Copyright Basics for the Health Sciences

Learn the basics of copyright law and the fair use guidelines from a health sciences perspective.

Sharing with Others at Another University

Scenario: Diane works at UNC-Chapel Hill. She finds Jack's article in an electronic journal and saves the full-text PDF to her computer. She knows her cousin would want to read it as well, but unfortunately, his university doesn't subscribe to this journal.

Maybe. The publisher may allow a limited amount of scholarly sharing, or the fair use exception may allow Diane to share the article for educational and scholarly purposes. However, Diane should avoid sharing copyrighted articles systematically and widely.

Sharing with Others at the Same University

Scenario: Suppose Diane's cousin attends UNC-Chapel Hill. In that case, could Diane save him time and e-mail the article to him, since he has access to the article anyway?

Probably, unless the vendor's license agreement does not allow users to e-mail or print out copies of an article for another authorized user.

Sharing Photocopies at a Conference

Scenario: Diane is involved in planning a large conference that will bring 500 researchers and practitioners from business and academia to campus. Diane has been asked to photocopy five articles, including Jack's, and include them in each attendee's conference packet for discussion during the conference. Should she do this?
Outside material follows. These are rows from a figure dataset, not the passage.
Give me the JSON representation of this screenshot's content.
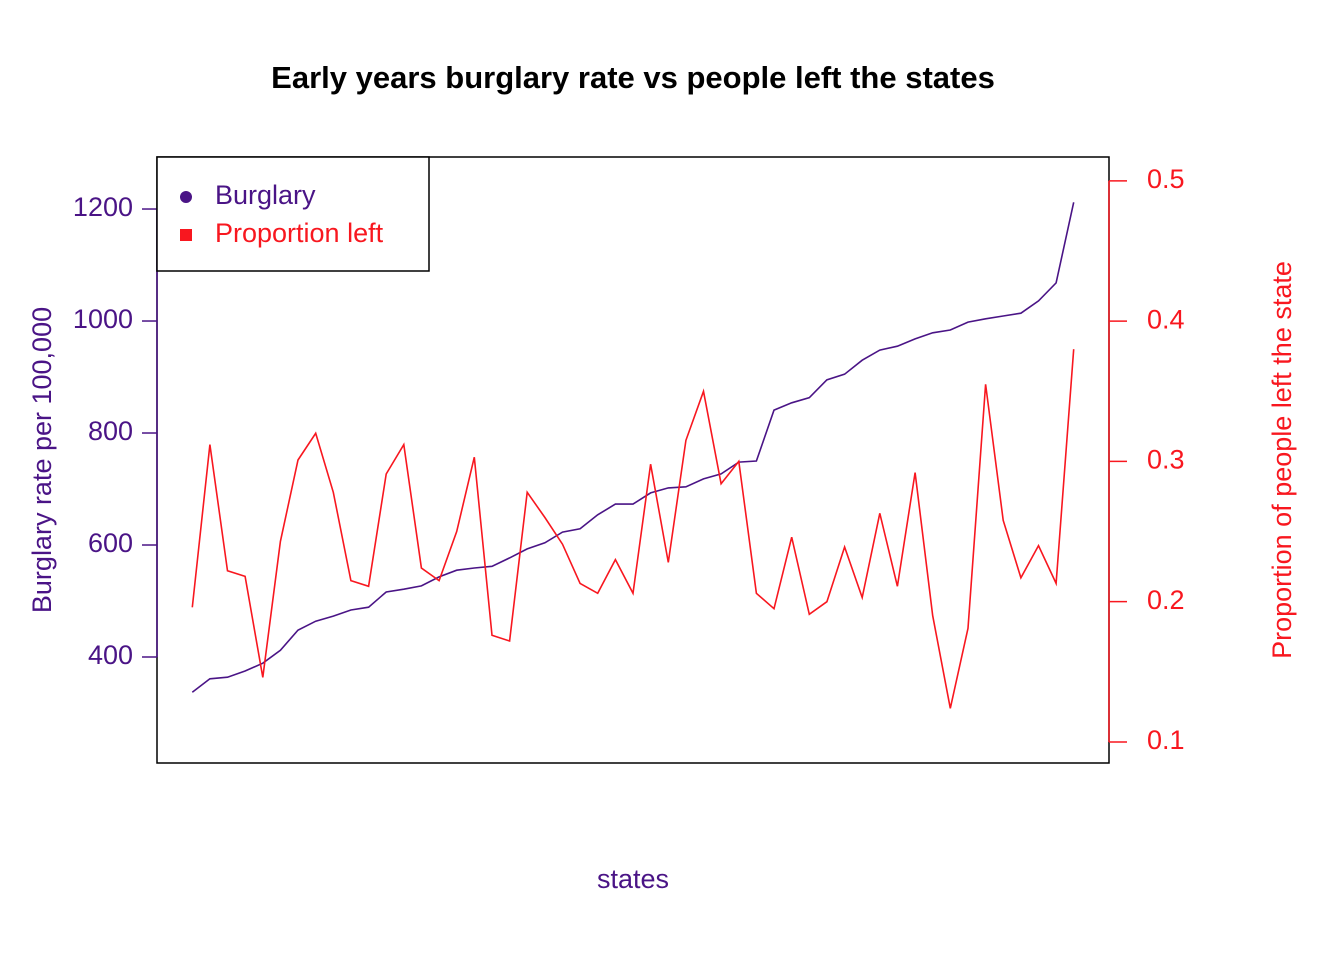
{
  "chart_data": {
    "type": "line",
    "title": "Early years burglary rate vs people left the states",
    "xlabel": "states",
    "ylabel": "Burglary rate per 100,000",
    "y2label": "Proportion of people left the state",
    "categories": [
      null,
      null,
      null,
      null,
      null,
      null,
      null,
      null,
      null,
      null,
      null,
      null,
      null,
      null,
      null,
      null,
      null,
      null,
      null,
      null,
      null,
      null,
      null,
      null,
      null,
      null,
      null,
      null,
      null,
      null,
      null,
      null,
      null,
      null,
      null,
      null,
      null,
      null,
      null,
      null,
      null,
      null,
      null,
      null,
      null,
      null,
      null,
      null,
      null,
      null,
      null
    ],
    "series": [
      {
        "name": "Burglary",
        "color": "#4a1486",
        "marker": "circle",
        "values": [
          337,
          361,
          364,
          375,
          389,
          412,
          448,
          464,
          473,
          484,
          489,
          516,
          521,
          527,
          543,
          555,
          559,
          562,
          577,
          593,
          604,
          623,
          629,
          654,
          673,
          673,
          693,
          702,
          704,
          718,
          727,
          748,
          750,
          841,
          854,
          863,
          895,
          905,
          930,
          948,
          955,
          968,
          979,
          984,
          998,
          1004,
          1009,
          1014,
          1036,
          1068,
          1212
        ]
      },
      {
        "name": "Proportion left",
        "color": "#f8171f",
        "marker": "square",
        "axis": "y2",
        "values": [
          0.196,
          0.312,
          0.222,
          0.218,
          0.146,
          0.243,
          0.301,
          0.32,
          0.278,
          0.215,
          0.211,
          0.291,
          0.312,
          0.224,
          0.215,
          0.25,
          0.303,
          0.176,
          0.172,
          0.278,
          0.26,
          0.241,
          0.213,
          0.206,
          0.23,
          0.206,
          0.298,
          0.228,
          0.315,
          0.35,
          0.284,
          0.3,
          0.206,
          0.195,
          0.246,
          0.191,
          0.2,
          0.239,
          0.203,
          0.263,
          0.211,
          0.292,
          0.19,
          0.124,
          0.181,
          0.355,
          0.258,
          0.217,
          0.24,
          0.213,
          0.38
        ]
      }
    ],
    "ylim": [
      210.7,
      1292.9
    ],
    "yticks": [
      400,
      600,
      800,
      1000,
      1200
    ],
    "y2lim": [
      0.085,
      0.517
    ],
    "y2ticks": [
      0.1,
      0.2,
      0.3,
      0.4,
      0.5
    ],
    "legend": "top-left"
  }
}
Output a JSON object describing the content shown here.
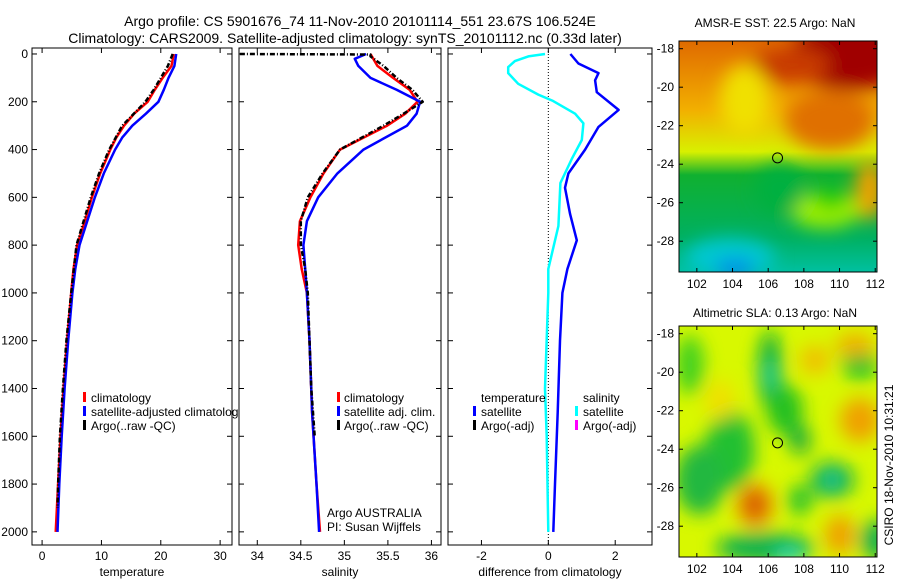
{
  "title_line1": "Argo profile: CS 5901676_74 11-Nov-2010 20101114_551 23.67S 106.524E",
  "title_line2": "Climatology: CARS2009. Satellite-adjusted climatology: synTS_20101112.nc (0.33d later)",
  "footer_stamp": "CSIRO 18-Nov-2010 10:31:21",
  "colors": {
    "climatology": "#ff0000",
    "satellite": "#0000ff",
    "argo": "#000000",
    "sal_satellite": "#00ffff",
    "sal_argo": "#ff00ff"
  },
  "chart_data": [
    {
      "type": "line",
      "id": "temperature",
      "xlabel": "temperature",
      "ylabel": "",
      "xlim": [
        -1.7,
        32
      ],
      "ylim": [
        2055,
        -25
      ],
      "xticks": [
        0,
        10,
        20,
        30
      ],
      "yticks": [
        0,
        200,
        400,
        600,
        800,
        1000,
        1200,
        1400,
        1600,
        1800,
        2000
      ],
      "legend": [
        "climatology",
        "satellite-adjusted climatology",
        "Argo(..raw -QC)"
      ],
      "series": [
        {
          "name": "climatology",
          "color": "#ff0000",
          "depth": [
            0,
            50,
            100,
            150,
            200,
            250,
            300,
            350,
            400,
            500,
            600,
            700,
            800,
            900,
            1000,
            1200,
            1400,
            1600,
            1800,
            2000
          ],
          "values": [
            22.2,
            21.8,
            20.3,
            19,
            17.8,
            15.5,
            13.8,
            12.5,
            11.5,
            9.8,
            8.4,
            7.2,
            5.9,
            5.3,
            4.9,
            4.2,
            3.6,
            3.1,
            2.7,
            2.3
          ]
        },
        {
          "name": "satellite-adjusted climatology",
          "color": "#0000ff",
          "depth": [
            0,
            50,
            100,
            150,
            200,
            250,
            300,
            350,
            400,
            500,
            600,
            700,
            800,
            900,
            1000,
            1200,
            1400,
            1600,
            1800,
            2000
          ],
          "values": [
            22.6,
            22.3,
            21.3,
            20.5,
            19.6,
            17.5,
            15.2,
            13.5,
            12.3,
            10.4,
            8.9,
            7.6,
            6.3,
            5.6,
            5.1,
            4.4,
            3.8,
            3.3,
            2.9,
            2.6
          ]
        },
        {
          "name": "Argo(..raw -QC)",
          "color": "#000000",
          "dashed": true,
          "depth": [
            0,
            50,
            100,
            150,
            200,
            300,
            400,
            500,
            600,
            700,
            800,
            1000,
            1200,
            1400,
            1600,
            1800,
            1900
          ],
          "values": [
            22,
            21.2,
            20,
            18.8,
            17.4,
            13.5,
            11.3,
            9.6,
            8.2,
            7,
            5.8,
            4.9,
            4.1,
            3.5,
            3.0,
            2.7,
            2.6
          ]
        }
      ]
    },
    {
      "type": "line",
      "id": "salinity",
      "xlabel": "salinity",
      "xlim": [
        33.79,
        36.11
      ],
      "ylim": [
        2055,
        -25
      ],
      "xticks": [
        34,
        34.5,
        35,
        35.5,
        36
      ],
      "legend": [
        "climatology",
        "satellite adj. clim.",
        "Argo(..raw -QC)"
      ],
      "annotation": [
        "Argo AUSTRALIA",
        "PI: Susan Wijffels"
      ],
      "series": [
        {
          "name": "climatology",
          "color": "#ff0000",
          "depth": [
            0,
            50,
            100,
            150,
            200,
            250,
            300,
            400,
            500,
            600,
            700,
            800,
            900,
            1000,
            1200,
            1500,
            1800,
            2000
          ],
          "values": [
            35.3,
            35.38,
            35.56,
            35.75,
            35.84,
            35.7,
            35.49,
            34.95,
            34.76,
            34.61,
            34.49,
            34.47,
            34.51,
            34.57,
            34.6,
            34.63,
            34.68,
            34.72
          ]
        },
        {
          "name": "satellite adj. clim.",
          "color": "#0000ff",
          "depth": [
            0,
            20,
            50,
            100,
            150,
            200,
            250,
            300,
            400,
            500,
            600,
            700,
            800,
            900,
            1000,
            1200,
            1500,
            1800,
            2000
          ],
          "values": [
            35.25,
            35.12,
            35.16,
            35.3,
            35.6,
            35.87,
            35.83,
            35.72,
            35.22,
            34.92,
            34.7,
            34.57,
            34.53,
            34.55,
            34.57,
            34.6,
            34.63,
            34.68,
            34.71
          ]
        },
        {
          "name": "Argo(..raw -QC)",
          "color": "#000000",
          "dashed": true,
          "depth": [
            0,
            2,
            10,
            50,
            100,
            150,
            200,
            250,
            300,
            400,
            500,
            600,
            700,
            800,
            900,
            1000,
            1200,
            1400,
            1600
          ],
          "values": [
            33.8,
            35.3,
            35.3,
            35.45,
            35.6,
            35.78,
            35.9,
            35.68,
            35.45,
            34.95,
            34.75,
            34.58,
            34.5,
            34.5,
            34.55,
            34.58,
            34.6,
            34.62,
            34.66
          ]
        }
      ]
    },
    {
      "type": "line",
      "id": "difference",
      "xlabel": "difference from climatology",
      "xlim": [
        -3,
        3.1
      ],
      "ylim": [
        2055,
        -25
      ],
      "xticks": [
        -2,
        0,
        2
      ],
      "legend_groups": [
        {
          "title": "temperature",
          "items": [
            "satellite",
            "Argo(-adj)"
          ]
        },
        {
          "title": "salinity",
          "items": [
            "satellite",
            "Argo(-adj)"
          ]
        }
      ],
      "series": [
        {
          "name": "temperature satellite",
          "color": "#0000ff",
          "depth": [
            0,
            40,
            80,
            110,
            160,
            234,
            305,
            400,
            500,
            560,
            670,
            780,
            900,
            1000,
            1200,
            1500,
            1800,
            2000
          ],
          "values": [
            0.66,
            0.9,
            1.5,
            1.4,
            1.45,
            2.1,
            1.5,
            1.1,
            0.6,
            0.5,
            0.65,
            0.85,
            0.57,
            0.42,
            0.35,
            0.28,
            0.2,
            0.15
          ]
        },
        {
          "name": "salinity satellite",
          "color": "#00ffff",
          "depth": [
            0,
            10,
            30,
            55,
            80,
            125,
            170,
            195,
            250,
            290,
            360,
            440,
            540,
            720,
            900,
            1000,
            1400,
            1600,
            2000
          ],
          "values": [
            -0.1,
            -0.6,
            -1.0,
            -1.2,
            -1.2,
            -0.9,
            -0.3,
            0.12,
            0.8,
            1.05,
            1.0,
            0.7,
            0.36,
            0.3,
            0.0,
            0.0,
            -0.1,
            -0.05,
            0.0
          ]
        }
      ]
    },
    {
      "type": "heatmap",
      "id": "sst-map",
      "title": "AMSR-E SST: 22.5 Argo: NaN",
      "xlim": [
        101,
        112.1
      ],
      "ylim": [
        -29.6,
        -17.6
      ],
      "xticks": [
        102,
        104,
        106,
        108,
        110,
        112
      ],
      "yticks": [
        -18,
        -20,
        -22,
        -24,
        -26,
        -28
      ],
      "marker": {
        "lon": 106.524,
        "lat": -23.67
      }
    },
    {
      "type": "heatmap",
      "id": "sla-map",
      "title": "Altimetric SLA: 0.13 Argo: NaN",
      "xlim": [
        101,
        112.1
      ],
      "ylim": [
        -29.6,
        -17.6
      ],
      "xticks": [
        102,
        104,
        106,
        108,
        110,
        112
      ],
      "yticks": [
        -18,
        -20,
        -22,
        -24,
        -26,
        -28
      ],
      "marker": {
        "lon": 106.524,
        "lat": -23.67
      }
    }
  ]
}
Probably not without some investigation. Diane should start by looking at the articles and journals to see if she can determine the terms of use.  If the articles do not bear a Creative Commons license or other liberal terms for re-use, she may need to consider alternatives to making the photocopies.  These might include getting permission, substituting other articles, or directing conference attendees to online copies of the articles available in PubMed Central or another repository.